I wonder what RS thinks of his fans. He seems pretty accessible to them, with the meet-and-greets, sound checks and fan appreciation vacations. And he has said in interviews that he really appreciates them now even though he may not have as much in his younger days. And, as documented in the documentary “Affair of the Heart,” it definitely seems genuine.
But I wonder what it must be like to have that type of celebrity – to have the realization that if you’re having a bad day and snap at somebody, it will permanently cloud their judgment of you forever.
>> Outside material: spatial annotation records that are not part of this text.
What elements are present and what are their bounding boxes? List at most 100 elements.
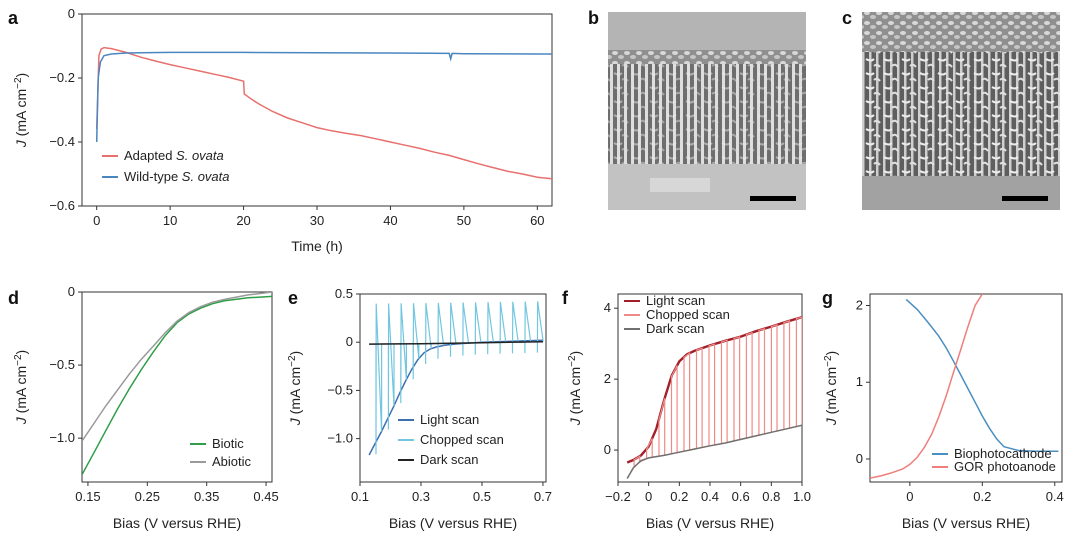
x-tick-label-a: 40 xyxy=(383,213,397,228)
y-tick-label-a: 0 xyxy=(68,6,75,21)
x-axis-label-d: Bias (V versus RHE) xyxy=(113,515,241,531)
legend-label-g: Biophotocathode xyxy=(954,446,1052,461)
y-tick-label-d: −0.5 xyxy=(49,357,75,372)
scale-bar-b xyxy=(750,196,796,201)
series-d-abiotic xyxy=(82,292,272,442)
x-axis-label-g: Bias (V versus RHE) xyxy=(902,515,1030,531)
legend-d: Biotic Abiotic xyxy=(190,436,252,469)
x-tick-label-d: 0.35 xyxy=(194,489,219,504)
x-tick-label-e: 0.7 xyxy=(534,489,552,504)
x-tick-label-a: 50 xyxy=(457,213,471,228)
series-g-gor-photoanode xyxy=(870,294,983,479)
sem-image-c xyxy=(862,12,1060,210)
y-tick-label-e: 0.5 xyxy=(335,286,353,301)
x-tick-label-g: 0.2 xyxy=(973,489,991,504)
y-axis-label-e: J (mA cm−2) xyxy=(287,351,304,426)
legend-a: Adapted S. ovata Wild-type S. ovata xyxy=(102,148,230,184)
y-tick-label-a: −0.6 xyxy=(49,198,75,213)
plot-frame-d xyxy=(81,291,273,483)
chart-e: 0.1 0.3 0.5 0.7 0.5 0 −0.5 −1.0 Bias (V versus R… xyxy=(287,286,552,531)
panel-letter-f: f xyxy=(562,288,569,308)
y-tick-label-f: 2 xyxy=(604,371,611,386)
y-tick-label-f: 0 xyxy=(604,442,611,457)
y-tick-label-e: 0 xyxy=(346,334,353,349)
y-tick-label-d: −1.0 xyxy=(49,430,75,445)
legend-label-f: Light scan xyxy=(646,293,705,308)
series-a-adapted- xyxy=(95,46,552,180)
series-group-d xyxy=(82,292,272,476)
x-tick-label-g: 0.4 xyxy=(1046,489,1064,504)
panel-letter-b: b xyxy=(588,8,599,28)
y-tick-label-g: 2 xyxy=(856,298,863,313)
y-axis-label-f: J (mA cm−2) xyxy=(567,351,584,426)
y-axis-label-d: J (mA cm−2) xyxy=(13,350,30,425)
chart-g: 0 0.2 0.4 0 1 2 Bias (V versus RHE) J (mA cm−2)… xyxy=(823,293,1064,531)
plot-frame-g xyxy=(869,293,1063,483)
y-tick-label-g: 0 xyxy=(856,451,863,466)
series-group-a xyxy=(95,46,552,180)
x-tick-label-g: 0 xyxy=(906,489,913,504)
x-axis-label-f: Bias (V versus RHE) xyxy=(646,515,774,531)
panel-letter-e: e xyxy=(288,288,298,308)
x-tick-label-a: 10 xyxy=(163,213,177,228)
x-tick-label-d: 0.15 xyxy=(75,489,100,504)
panel-letter-g: g xyxy=(822,288,833,308)
y-tick-label-a: −0.2 xyxy=(49,70,75,85)
x-tick-label-d: 0.25 xyxy=(135,489,160,504)
x-tick-label-f: 0.8 xyxy=(762,489,780,504)
chart-d: 0.15 0.25 0.35 0.45 0 −0.5 −1.0 Bias (V versus … xyxy=(13,284,279,531)
plot-frame-e xyxy=(359,293,547,483)
x-tick-label-e: 0.5 xyxy=(473,489,491,504)
x-tick-label-f: 0.4 xyxy=(701,489,719,504)
series-group-f xyxy=(626,315,802,479)
panel-letter-d: d xyxy=(8,288,19,308)
legend-label-f: Chopped scan xyxy=(646,307,730,322)
x-tick-label-f: 0.6 xyxy=(732,489,750,504)
x-tick-label-e: 0.3 xyxy=(412,489,430,504)
series-f-chopped-scan xyxy=(626,316,802,479)
x-axis-label-e: Bias (V versus RHE) xyxy=(389,515,517,531)
y-tick-label-f: 4 xyxy=(604,300,611,315)
x-tick-label-a: 0 xyxy=(93,213,100,228)
x-tick-label-e: 0.1 xyxy=(351,489,369,504)
x-tick-label-a: 30 xyxy=(310,213,324,228)
legend-label-a: Wild-type S. ovata xyxy=(124,169,230,184)
legend-label-e: Light scan xyxy=(420,412,479,427)
chart-f: −0.2 0 0.2 0.4 0.6 0.8 1.0 0 2 4 Bias (V versus RH… xyxy=(567,293,812,531)
x-tick-label-d: 0.45 xyxy=(253,489,278,504)
x-tick-label-f: 1.0 xyxy=(793,489,811,504)
y-tick-label-e: −1.0 xyxy=(327,431,353,446)
x-tick-label-f: −0.2 xyxy=(605,489,631,504)
series-g-biophotocathode xyxy=(905,298,1059,453)
series-a-wild-type- xyxy=(95,51,552,143)
x-tick-label-f: 0 xyxy=(645,489,652,504)
y-tick-label-g: 1 xyxy=(856,374,863,389)
series-f-dark-scan xyxy=(626,424,802,479)
chart-a: 0 10 20 30 40 50 60 0 −0.2 −0.4 −0.6 Time (h) J (mA … xyxy=(13,6,553,254)
x-tick-label-a: 20 xyxy=(236,213,250,228)
legend-label-g: GOR photoanode xyxy=(954,459,1056,474)
sem-image-b xyxy=(608,12,806,210)
series-group-g xyxy=(870,294,1059,479)
legend-label-e: Chopped scan xyxy=(420,432,504,447)
x-tick-label-f: 0.2 xyxy=(670,489,688,504)
series-d-biotic xyxy=(82,295,272,476)
series-group-e xyxy=(368,301,544,456)
legend-label-e: Dark scan xyxy=(420,452,479,467)
y-axis-label-g: J (mA cm−2) xyxy=(823,351,840,426)
scale-bar-c xyxy=(1002,196,1048,201)
x-axis-label-a: Time (h) xyxy=(291,238,343,254)
x-tick-label-a: 60 xyxy=(530,213,544,228)
y-tick-label-a: −0.4 xyxy=(49,134,75,149)
legend-e: Light scan Chopped scan Dark scan xyxy=(398,412,504,467)
series-e-dark-scan xyxy=(369,340,544,345)
legend-label-a: Adapted S. ovata xyxy=(124,148,224,163)
panel-letter-c: c xyxy=(842,8,852,28)
legend-label-f: Dark scan xyxy=(646,321,705,336)
panel-letter-a: a xyxy=(8,8,19,28)
legend-label-d: Biotic xyxy=(212,436,244,451)
y-tick-label-e: −0.5 xyxy=(327,382,353,397)
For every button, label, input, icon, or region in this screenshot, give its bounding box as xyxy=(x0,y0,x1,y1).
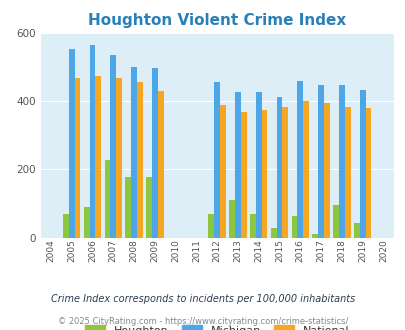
Bar xyxy=(104,160,110,238)
Bar xyxy=(364,108,371,238)
Bar xyxy=(229,200,234,238)
Bar xyxy=(311,234,318,238)
Bar xyxy=(333,205,338,238)
Bar xyxy=(353,223,359,238)
Bar xyxy=(75,78,80,238)
Bar xyxy=(220,105,225,238)
Text: © 2025 CityRating.com - https://www.cityrating.com/crime-statistics/: © 2025 CityRating.com - https://www.city… xyxy=(58,317,347,326)
Bar xyxy=(116,78,122,238)
Bar xyxy=(344,107,350,238)
Bar xyxy=(83,207,90,238)
Bar xyxy=(240,113,246,238)
Bar xyxy=(90,45,95,238)
Text: Crime Index corresponds to incidents per 100,000 inhabitants: Crime Index corresponds to incidents per… xyxy=(51,294,354,304)
Bar xyxy=(338,85,344,238)
Bar xyxy=(255,92,261,238)
Bar xyxy=(131,67,136,238)
Bar xyxy=(282,107,288,238)
Bar xyxy=(234,92,240,238)
Bar xyxy=(323,103,329,238)
Bar xyxy=(359,90,364,238)
Bar xyxy=(63,214,69,238)
Bar xyxy=(270,228,276,238)
Bar xyxy=(261,110,267,238)
Bar xyxy=(110,55,116,238)
Bar xyxy=(297,82,303,238)
Bar xyxy=(158,91,163,238)
Bar xyxy=(249,214,255,238)
Bar xyxy=(276,97,282,238)
Bar xyxy=(291,216,297,238)
Bar xyxy=(151,68,158,238)
Bar xyxy=(125,177,131,238)
Bar xyxy=(136,82,143,238)
Bar xyxy=(69,49,75,238)
Bar xyxy=(95,76,101,238)
Bar xyxy=(146,177,151,238)
Title: Houghton Violent Crime Index: Houghton Violent Crime Index xyxy=(88,13,345,28)
Bar xyxy=(214,82,220,238)
Bar xyxy=(318,85,323,238)
Bar xyxy=(208,214,214,238)
Bar xyxy=(303,101,308,238)
Legend: Houghton, Michigan, National: Houghton, Michigan, National xyxy=(80,321,353,330)
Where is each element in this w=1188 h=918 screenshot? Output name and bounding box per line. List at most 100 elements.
And if your name comes up in a future conversation, they’re likely to say, “Oh yah, I met him once, what a jerk.” It’s not fair but it’s human nature, I guess, to have different expectations for celebrities, as if they should be infallible.
Whenever I’m at a sporting event (which isn’t very often), I’m always intrigued at the way people yell so freely at the players. “You idiot, didn’t you see the ball!?” “They should get rid of you!” “You suck!” I can’t help but wonder how these same individuals would like it if they had somebody following them around at work commenting on their every move. “You idiot, it’s not their, it’s they’re! I can’t believe you sent that email!”
And even on the other extreme: Imagine how tiresome it would be to arrive at your office each morning to be greeted by a crowd of people snapping pictures of you that will be posted all over the Internet in the next 10 minutes. Even if the swarm was filled with admiration, I’m sure there must be times when it becomes too much. I guess that may just be the “price” of celebrity that goes along with making millions of dollars for doing something you love.
Rick Springfield performs in concert in Columbus, Ohio, on Sept. 5, 2012. Photo by Mike Morrow/Flickr
It must be strange to meet a person for the first time and have them know so many personal things about you when you know nothing about them. (I think a non-celebrity gets a little taste of this sometimes because we as a society now divulge so much personal information on social media that people who you hardly know but are “friends” with on Facebook know how you spent your summer vacation and if it comes up in conversation during a chance meeting at the supermarket it feels a little strange.)
Social media has changed the relationship of celebrities with their fans, too. (Here’s an interesting article on “super fandom.”) Not only does it allow for a direct line from a celebrity to his or her fans (and maybe the opposite direction, too), but also from fans to one another – such as on Facebook fan pages.
RS fans are a very devoted bunch. It’s very apparent from reading through Facebook posts and searching #rickspringfield on Twitter that he has many admirers. (I hear there are even blogs devoted to him…) Does it ever freak him out a little? I wonder if he ever reads through his fan pages to see what they’re saying and, if so, what he thinks about it.